The Bruges Group, a neoliberal think-tank, has warned against European federation and monetary union, especially for Britain. The group has long refuted the EU's consistent claims that the euro has the ability to "deliver stability." The euro was launched at the exchange rate of $1.17. It quickly dropped to 80 cents. As I write it is now worth over $1.30. Stability in relation to its main competitor, the U.S. dollar, has in fact proven as elusive as the economic stability that was predicted for euro-zone member nations.

The British pound has, on the other hand, remained remarkably stable against the U.S. dollar. British Member of European Parliament and Bruges Group member Roger Helmer has maintained that "a single interest rate for euroland economies will mean a wrong rate for most countries, most of the time." Helmer adds, "That means inflation when rates are too low, and recession and unemployment when they're too high. In plain words, boom 'n' bust." A fair description of exactly what is happening to the economies of the EU's Mediterranean-rim member states. In the event, Britain did not come close to joining, preferring to heed Milton Freidman's prophetic warning to a Financial Times journalist in June 2003 that, "I think within the next 10 to 15 years the eurozone will split apart. The British government, on balance, should stay out of it." However, even Freidman's canny vision may, given current national economic pressures across Europe, prove overly conservative. In Germany, home of the ECB, there are loud rumblings suggesting euro confidence has evaporated. Bert Ruerup, former head of ex-Chancellor Gerhard Schroeder's Council of Economic Advisers, has admitted that the predicted gains from the euro amount to "dreams that have never come true." In June 2005, the leading German magazine Stern revealed that 56 percent of Germans wanted a return to the Deutschmark.

Whatever 2007 holds in store for the euro, it seems that euroland economic ministers already sense the 'iceberg' just over the horizon, however buoyant the 'titanic' euro currency may appear to outsiders.

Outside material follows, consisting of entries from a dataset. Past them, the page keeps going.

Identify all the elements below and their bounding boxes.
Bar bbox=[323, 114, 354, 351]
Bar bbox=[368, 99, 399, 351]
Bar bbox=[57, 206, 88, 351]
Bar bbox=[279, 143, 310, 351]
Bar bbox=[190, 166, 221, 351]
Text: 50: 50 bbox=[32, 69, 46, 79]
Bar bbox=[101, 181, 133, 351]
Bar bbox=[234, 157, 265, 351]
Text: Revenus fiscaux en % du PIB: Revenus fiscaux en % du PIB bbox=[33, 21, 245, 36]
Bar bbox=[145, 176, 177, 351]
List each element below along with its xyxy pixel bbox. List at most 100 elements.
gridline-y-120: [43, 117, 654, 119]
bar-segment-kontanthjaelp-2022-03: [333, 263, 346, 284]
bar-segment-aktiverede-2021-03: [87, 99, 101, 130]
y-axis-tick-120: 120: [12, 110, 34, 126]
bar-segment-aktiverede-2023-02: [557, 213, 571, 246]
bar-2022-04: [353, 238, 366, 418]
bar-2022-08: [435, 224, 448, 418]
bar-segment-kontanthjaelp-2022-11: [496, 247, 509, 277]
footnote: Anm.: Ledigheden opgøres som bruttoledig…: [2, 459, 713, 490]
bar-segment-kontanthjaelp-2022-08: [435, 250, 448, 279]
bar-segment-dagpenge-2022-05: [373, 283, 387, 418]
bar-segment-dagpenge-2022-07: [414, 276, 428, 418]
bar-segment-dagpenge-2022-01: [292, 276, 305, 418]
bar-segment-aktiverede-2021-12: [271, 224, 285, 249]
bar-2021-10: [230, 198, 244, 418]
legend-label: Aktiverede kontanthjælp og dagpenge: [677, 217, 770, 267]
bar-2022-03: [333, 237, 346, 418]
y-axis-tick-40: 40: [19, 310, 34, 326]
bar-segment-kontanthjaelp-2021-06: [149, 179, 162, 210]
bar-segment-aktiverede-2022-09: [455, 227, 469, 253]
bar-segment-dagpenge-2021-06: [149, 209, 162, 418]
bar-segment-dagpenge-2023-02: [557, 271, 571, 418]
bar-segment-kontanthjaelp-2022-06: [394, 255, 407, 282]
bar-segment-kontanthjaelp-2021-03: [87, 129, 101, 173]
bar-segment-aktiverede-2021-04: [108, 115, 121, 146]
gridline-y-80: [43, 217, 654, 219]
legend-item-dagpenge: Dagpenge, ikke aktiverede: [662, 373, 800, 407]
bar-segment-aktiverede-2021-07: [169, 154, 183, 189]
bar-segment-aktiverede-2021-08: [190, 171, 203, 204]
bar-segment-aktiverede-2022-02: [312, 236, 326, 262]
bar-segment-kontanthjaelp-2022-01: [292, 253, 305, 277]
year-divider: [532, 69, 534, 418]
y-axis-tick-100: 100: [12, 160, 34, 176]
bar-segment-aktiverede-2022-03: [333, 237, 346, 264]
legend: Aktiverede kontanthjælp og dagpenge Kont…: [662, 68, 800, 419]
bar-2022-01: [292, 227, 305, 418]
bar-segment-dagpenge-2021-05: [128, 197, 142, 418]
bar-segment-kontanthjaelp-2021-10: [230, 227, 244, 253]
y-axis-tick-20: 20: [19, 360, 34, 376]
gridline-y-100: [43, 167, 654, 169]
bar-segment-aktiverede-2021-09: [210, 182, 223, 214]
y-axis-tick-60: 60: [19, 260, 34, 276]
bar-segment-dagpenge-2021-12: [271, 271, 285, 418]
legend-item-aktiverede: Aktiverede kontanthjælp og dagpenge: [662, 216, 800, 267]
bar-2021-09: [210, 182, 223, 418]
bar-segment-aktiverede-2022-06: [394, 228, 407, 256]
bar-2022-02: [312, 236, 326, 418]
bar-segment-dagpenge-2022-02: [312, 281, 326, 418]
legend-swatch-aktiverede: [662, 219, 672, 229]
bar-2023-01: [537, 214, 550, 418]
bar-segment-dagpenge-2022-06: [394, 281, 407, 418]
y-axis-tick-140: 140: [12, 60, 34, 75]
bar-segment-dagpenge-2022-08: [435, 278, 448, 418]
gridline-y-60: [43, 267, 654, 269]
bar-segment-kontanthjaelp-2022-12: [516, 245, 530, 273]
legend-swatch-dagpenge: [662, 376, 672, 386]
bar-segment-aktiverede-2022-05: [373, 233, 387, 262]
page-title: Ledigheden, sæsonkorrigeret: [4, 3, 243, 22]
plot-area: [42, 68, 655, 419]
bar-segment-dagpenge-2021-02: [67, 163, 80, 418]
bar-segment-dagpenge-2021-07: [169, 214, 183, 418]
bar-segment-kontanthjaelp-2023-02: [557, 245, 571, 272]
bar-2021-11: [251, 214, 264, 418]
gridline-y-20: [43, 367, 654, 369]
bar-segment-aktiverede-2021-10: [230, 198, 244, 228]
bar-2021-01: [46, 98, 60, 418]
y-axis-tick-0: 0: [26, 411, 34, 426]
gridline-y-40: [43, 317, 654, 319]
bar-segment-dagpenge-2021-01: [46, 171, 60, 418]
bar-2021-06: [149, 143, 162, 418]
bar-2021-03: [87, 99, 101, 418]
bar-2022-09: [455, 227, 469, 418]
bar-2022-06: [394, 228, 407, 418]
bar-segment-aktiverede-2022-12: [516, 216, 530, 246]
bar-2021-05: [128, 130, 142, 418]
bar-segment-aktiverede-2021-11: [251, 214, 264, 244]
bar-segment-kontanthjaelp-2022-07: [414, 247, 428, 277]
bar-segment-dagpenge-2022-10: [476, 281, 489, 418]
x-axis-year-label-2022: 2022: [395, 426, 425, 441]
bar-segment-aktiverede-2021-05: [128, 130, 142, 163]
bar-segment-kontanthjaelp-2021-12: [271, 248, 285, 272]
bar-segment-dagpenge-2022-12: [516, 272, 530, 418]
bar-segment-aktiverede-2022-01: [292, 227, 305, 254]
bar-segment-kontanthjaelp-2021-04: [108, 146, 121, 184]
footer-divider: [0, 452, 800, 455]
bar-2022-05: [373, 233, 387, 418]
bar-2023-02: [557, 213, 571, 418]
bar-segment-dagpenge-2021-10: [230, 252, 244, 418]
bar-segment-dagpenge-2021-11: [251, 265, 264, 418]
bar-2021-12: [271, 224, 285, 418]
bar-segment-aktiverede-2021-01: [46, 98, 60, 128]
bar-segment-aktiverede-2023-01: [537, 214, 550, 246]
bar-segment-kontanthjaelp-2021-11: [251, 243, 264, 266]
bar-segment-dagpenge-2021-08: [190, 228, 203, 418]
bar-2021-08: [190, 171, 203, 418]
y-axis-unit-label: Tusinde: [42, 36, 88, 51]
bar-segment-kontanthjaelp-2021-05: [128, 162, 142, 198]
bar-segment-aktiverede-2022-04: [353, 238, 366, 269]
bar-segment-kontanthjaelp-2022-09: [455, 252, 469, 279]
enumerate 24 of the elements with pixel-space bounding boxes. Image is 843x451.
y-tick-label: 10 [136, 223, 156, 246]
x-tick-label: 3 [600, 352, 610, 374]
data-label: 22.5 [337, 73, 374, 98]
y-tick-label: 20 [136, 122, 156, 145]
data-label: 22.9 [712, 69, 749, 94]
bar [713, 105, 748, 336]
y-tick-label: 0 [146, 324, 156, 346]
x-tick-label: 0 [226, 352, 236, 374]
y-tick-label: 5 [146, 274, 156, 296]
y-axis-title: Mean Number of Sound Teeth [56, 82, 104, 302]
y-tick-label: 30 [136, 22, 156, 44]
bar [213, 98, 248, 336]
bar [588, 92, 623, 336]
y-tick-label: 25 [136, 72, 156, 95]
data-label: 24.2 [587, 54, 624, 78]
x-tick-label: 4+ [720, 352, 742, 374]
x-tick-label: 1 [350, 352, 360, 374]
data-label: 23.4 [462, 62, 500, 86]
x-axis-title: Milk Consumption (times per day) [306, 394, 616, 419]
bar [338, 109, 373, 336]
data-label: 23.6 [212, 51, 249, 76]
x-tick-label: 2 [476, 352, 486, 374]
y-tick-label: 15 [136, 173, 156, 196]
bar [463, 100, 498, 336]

When the draft EU Constitution was rejected the writing was already on the wall. As Jean-Claude Juncker, the prime minister of Luxembourg who chairs the group of finance ministers from euro countries, admitted at the time: "As a result of the referendums, the euro is weakened." With major member states now seriously considering abandoning ship, and with no early recovery of the French and southern European economies looking imminent, the prospects for European monetary union -- and for the EU project itself -- look bleak. And if the euro-zone ship were to go down sometime in the new year, the resultant financial tsunami may well reach shores far beyond euro-currency states.

The euro was created in 1999 as "heir apparent" to the U.S. dollar's world reserve currency status. While in its first decade it has remained a shaky currency, its recent rise -- courtesy of the ECB's regular interest rate hikes -- has encouraged many of the world's central banks to diversify away from the U.S. dollar. Consequently, many countries now hold vast reserves of euros. If the euro were to collapse it could well precipitate a global financial crisis in an already precariously balanced system of international currencies.

Peter C Glover is a former British government spokesman who writes on international politics, the media and cultural affairs.